Some of the companies had been created just weeks beforehand, and all five company accounts held by Rafidain Bank were opened shortly before they were first used to cash the cheques.
One person involved in the investigation, speaking to MEE on condition of anonymity, said the money appeared to have “evaporated”.
The report also concluded that the theft of the money had been enabled by the removal of Iraq’s public spending watchdog, the Federal Board of Supreme Audit (FBSA), from oversight of tax deposit refund requests just weeks before the first cheques were cashed.

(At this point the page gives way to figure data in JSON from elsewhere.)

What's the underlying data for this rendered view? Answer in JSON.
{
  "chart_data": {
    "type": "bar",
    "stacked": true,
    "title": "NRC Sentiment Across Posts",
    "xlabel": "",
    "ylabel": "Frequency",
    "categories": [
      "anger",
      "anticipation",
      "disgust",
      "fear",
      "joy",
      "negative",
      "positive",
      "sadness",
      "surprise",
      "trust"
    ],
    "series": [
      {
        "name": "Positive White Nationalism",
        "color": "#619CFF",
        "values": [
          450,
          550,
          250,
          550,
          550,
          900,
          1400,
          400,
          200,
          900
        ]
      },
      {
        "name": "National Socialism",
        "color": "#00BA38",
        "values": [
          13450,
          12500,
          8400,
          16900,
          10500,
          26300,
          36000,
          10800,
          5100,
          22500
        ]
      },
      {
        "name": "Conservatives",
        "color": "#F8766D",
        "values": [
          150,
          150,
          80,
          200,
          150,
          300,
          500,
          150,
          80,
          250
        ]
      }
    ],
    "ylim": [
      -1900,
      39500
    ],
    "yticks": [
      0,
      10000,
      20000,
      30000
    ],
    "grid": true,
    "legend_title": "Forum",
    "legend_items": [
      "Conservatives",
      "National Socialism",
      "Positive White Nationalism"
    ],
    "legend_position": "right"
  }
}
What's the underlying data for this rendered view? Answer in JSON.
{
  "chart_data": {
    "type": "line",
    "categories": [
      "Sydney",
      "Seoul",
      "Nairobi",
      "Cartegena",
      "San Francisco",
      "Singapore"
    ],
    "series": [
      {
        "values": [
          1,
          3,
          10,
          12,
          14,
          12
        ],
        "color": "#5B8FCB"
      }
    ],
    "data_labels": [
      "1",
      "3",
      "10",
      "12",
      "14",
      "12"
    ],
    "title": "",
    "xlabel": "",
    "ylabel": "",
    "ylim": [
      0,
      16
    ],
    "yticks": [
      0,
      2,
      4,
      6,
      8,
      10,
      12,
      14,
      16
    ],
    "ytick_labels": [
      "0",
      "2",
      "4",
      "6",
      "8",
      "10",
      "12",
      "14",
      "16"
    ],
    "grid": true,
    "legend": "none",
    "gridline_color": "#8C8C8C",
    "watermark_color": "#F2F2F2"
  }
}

The exposure of the scale of the theft has raised serious concerns of corruption or negligence involving senior officials at a range of state institutions and within the wider Iraqi political system.
Details of the plot have come to light amid wider upheaval in Iraqi politics, with Sudani’s appointment approved by parliament at the end of October, more than a year after elections since which Mustafa al-Kadhimi had remained in office as caretaker-prime minister.
It was brought to public attention in early October by Ihsan Abdul Jabbar Ismail, then the acting finance minister under Kadhimi who was forced to resign from that role in the face of parliamentary opposition to his appointment shortly afterwards.
Ismail had been appointed in August after his predecessor, Ali Allawi, publicly resigned by reading out a letter in a cabinet meeting in which he complained that “extensive secret networks” had been able to “withdraw billions of dollars from the public treasury”.
Sudani has vowed to crack down on corruption and to recover all of the money stolen from the IGCT.